ECLI:NL:PHR:2016:360
Parket bij de Hoge Raad
- Rechtspraak.nl
Beoordeling van de aantekening van een mondeling arrest en de strafbaarheid van de verdachte in het kader van overtredingen van de Wet personenvervoer 2000
In deze zaak gaat het om de beoordeling van een mondeling arrest van het gerechtshof Amsterdam, waarbij de verdachte is veroordeeld tot geldboetes voor het niet naleven van de Wet personenvervoer 2000. De verdachte, die op 26 september 2013 zonder geldig vervoersbewijs gebruik maakte van een trein van de Nederlandse Spoorwegen, heeft tegen deze veroordeling cassatie ingesteld. De Hoge Raad behandelt de middelen van cassatie die door de advocaat van de verdachte zijn voorgesteld.
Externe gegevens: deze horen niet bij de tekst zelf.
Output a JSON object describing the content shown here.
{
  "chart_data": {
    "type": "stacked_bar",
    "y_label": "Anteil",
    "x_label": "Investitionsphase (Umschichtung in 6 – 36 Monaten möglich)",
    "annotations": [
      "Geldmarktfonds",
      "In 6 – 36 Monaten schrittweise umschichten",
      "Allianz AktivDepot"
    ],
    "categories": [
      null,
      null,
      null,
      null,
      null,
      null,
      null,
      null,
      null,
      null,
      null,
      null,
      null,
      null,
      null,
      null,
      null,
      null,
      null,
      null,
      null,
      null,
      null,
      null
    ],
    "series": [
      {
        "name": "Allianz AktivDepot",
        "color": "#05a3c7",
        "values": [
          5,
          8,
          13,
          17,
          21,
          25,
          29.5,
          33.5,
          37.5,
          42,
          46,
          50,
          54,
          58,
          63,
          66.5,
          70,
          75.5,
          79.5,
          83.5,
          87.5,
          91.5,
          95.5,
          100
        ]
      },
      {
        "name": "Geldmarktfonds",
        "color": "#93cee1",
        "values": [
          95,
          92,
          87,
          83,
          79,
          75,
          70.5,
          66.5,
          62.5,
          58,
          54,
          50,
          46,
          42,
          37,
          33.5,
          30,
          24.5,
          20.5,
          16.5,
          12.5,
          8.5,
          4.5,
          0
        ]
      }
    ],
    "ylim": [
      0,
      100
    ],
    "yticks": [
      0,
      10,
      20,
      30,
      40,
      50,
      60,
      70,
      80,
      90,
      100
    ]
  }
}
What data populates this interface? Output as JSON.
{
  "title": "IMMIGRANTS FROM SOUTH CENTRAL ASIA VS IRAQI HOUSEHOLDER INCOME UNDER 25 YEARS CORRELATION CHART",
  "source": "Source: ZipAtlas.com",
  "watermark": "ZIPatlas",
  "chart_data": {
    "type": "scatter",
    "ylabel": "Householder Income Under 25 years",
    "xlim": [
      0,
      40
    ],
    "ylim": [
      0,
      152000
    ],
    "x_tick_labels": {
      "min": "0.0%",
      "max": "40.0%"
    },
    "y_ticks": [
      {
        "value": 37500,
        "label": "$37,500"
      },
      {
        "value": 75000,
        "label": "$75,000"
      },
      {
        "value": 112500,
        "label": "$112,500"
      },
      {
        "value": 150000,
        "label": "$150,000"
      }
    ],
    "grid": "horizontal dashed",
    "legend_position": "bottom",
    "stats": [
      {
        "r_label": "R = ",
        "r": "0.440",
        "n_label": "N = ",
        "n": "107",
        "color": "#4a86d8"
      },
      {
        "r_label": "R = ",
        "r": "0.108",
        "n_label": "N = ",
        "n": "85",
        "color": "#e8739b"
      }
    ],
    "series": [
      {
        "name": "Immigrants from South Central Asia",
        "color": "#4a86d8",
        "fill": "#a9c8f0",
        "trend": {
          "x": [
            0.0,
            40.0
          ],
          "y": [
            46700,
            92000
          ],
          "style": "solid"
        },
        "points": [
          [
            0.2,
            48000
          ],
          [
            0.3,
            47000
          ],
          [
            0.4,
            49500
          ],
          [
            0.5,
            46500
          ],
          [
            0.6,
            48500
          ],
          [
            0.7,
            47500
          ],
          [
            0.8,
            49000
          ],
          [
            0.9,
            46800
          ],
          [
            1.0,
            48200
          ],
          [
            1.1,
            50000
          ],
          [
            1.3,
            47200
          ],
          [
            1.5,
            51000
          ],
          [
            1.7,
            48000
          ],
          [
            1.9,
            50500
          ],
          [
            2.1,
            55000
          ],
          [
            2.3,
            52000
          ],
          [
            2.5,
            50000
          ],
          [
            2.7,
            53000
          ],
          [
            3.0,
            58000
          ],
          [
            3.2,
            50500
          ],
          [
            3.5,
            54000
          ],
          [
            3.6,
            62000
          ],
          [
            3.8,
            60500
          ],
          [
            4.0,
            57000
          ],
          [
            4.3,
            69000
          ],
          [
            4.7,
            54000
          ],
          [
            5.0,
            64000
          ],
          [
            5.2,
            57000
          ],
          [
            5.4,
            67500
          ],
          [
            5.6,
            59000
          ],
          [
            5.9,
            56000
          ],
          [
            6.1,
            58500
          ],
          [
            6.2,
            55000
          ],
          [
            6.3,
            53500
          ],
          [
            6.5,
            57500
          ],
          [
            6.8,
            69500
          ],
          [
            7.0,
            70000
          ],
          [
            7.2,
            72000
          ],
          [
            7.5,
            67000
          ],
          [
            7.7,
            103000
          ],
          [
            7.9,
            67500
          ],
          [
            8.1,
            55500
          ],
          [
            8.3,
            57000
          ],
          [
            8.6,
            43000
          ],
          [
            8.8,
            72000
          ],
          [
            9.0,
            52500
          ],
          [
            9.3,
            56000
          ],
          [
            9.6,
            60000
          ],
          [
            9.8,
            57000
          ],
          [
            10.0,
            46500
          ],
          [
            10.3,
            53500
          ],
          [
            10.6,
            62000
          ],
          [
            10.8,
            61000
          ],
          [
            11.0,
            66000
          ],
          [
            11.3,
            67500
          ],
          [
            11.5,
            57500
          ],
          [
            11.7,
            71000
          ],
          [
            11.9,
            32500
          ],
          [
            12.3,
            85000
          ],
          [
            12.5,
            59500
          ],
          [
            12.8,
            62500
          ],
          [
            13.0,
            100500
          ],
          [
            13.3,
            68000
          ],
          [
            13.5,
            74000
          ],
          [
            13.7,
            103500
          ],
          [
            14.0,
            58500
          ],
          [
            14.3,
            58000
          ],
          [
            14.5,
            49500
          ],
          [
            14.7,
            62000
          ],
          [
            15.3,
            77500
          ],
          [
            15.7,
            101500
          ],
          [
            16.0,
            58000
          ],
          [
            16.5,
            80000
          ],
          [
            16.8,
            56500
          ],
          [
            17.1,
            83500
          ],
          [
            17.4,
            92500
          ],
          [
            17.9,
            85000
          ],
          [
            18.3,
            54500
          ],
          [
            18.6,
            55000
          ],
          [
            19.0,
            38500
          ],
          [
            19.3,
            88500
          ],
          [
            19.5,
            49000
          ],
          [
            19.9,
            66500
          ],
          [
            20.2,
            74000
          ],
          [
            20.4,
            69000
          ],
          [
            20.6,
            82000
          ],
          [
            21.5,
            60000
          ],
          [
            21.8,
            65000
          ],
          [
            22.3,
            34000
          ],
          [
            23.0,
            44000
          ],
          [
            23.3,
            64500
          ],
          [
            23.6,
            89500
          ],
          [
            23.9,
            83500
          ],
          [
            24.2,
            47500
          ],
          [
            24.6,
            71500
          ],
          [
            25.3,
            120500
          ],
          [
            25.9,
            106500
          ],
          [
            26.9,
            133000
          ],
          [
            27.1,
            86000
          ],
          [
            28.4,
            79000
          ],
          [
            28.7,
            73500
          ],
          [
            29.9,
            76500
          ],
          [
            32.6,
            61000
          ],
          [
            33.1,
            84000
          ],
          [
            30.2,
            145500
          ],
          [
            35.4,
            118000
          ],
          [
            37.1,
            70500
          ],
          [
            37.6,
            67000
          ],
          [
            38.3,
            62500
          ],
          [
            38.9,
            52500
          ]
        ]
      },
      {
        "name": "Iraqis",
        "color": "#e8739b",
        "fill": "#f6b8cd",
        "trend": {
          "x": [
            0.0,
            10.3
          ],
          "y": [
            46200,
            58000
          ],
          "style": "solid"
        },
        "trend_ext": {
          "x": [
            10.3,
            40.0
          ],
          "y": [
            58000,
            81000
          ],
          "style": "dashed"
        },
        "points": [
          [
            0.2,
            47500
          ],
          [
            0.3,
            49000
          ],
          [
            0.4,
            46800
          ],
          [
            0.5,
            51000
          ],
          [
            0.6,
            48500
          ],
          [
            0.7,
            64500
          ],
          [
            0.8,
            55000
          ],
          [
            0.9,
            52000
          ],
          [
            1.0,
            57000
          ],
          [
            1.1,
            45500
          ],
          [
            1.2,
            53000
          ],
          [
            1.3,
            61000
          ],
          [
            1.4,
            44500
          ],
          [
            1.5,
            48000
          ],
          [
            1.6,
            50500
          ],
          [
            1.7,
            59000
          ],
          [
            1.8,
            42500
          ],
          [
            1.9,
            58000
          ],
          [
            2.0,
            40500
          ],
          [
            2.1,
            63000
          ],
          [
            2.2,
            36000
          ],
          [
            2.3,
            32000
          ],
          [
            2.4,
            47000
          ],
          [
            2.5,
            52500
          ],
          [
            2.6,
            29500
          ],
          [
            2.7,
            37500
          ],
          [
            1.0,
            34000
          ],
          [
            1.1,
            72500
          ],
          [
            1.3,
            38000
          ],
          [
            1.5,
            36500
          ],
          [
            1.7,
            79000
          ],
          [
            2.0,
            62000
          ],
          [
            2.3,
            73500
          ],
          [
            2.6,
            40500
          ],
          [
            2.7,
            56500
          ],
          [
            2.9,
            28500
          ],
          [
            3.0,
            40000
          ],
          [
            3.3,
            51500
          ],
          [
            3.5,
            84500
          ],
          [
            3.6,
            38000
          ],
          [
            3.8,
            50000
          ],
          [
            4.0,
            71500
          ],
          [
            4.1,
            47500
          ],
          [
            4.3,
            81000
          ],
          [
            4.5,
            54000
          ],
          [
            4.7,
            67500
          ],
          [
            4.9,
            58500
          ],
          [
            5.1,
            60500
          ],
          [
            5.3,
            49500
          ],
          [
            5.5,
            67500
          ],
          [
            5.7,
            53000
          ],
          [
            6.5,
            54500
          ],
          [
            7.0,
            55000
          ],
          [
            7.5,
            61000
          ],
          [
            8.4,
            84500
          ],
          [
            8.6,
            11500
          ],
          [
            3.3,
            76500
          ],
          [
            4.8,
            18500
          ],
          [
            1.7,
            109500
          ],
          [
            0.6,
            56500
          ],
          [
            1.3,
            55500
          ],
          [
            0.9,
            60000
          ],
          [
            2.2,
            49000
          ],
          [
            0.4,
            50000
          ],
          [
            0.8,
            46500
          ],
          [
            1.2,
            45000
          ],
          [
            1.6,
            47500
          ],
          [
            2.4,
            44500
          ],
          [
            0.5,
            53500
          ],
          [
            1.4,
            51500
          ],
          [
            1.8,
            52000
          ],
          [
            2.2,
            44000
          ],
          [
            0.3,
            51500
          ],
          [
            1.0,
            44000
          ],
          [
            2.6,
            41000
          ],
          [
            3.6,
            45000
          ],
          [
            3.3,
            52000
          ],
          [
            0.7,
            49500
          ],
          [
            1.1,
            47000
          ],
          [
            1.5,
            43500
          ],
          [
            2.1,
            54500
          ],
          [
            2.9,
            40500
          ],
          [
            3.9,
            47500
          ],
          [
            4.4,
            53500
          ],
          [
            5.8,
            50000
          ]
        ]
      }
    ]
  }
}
Het eerste middel betreft de klacht dat het hof een proces-verbaal van de politie onjuist heeft geïnterpreteerd. De verdachte betwist dat hij de persoon is die zonder geldig vervoersbewijs is aangetroffen en stelt dat mogelijk een ander zich voor hem heeft uitgegeven. Het hof heeft echter overwogen dat er voldoende bewijs is dat de verdachte daadwerkelijk in de trein zat en zijn rijbewijs heeft getoond, ondanks enkele onjuistheden in het proces-verbaal. Het tweede middel klaagt dat het hof niet heeft beslist over de strafbaarheid van de verdachte en de redenen voor de opgelegde straffen niet heeft vermeld. De Hoge Raad oordeelt dat dit middel slaagt, omdat het hof inderdaad geen beslissing heeft genomen over de strafbaarheid en de bijzondere redenen voor de straffen niet heeft opgegeven. De conclusie van de Procureur-Generaal strekt tot vernietiging van het bestreden arrest, maar alleen voor de onderdelen die betrekking hebben op de strafbaarheid en de strafoplegging.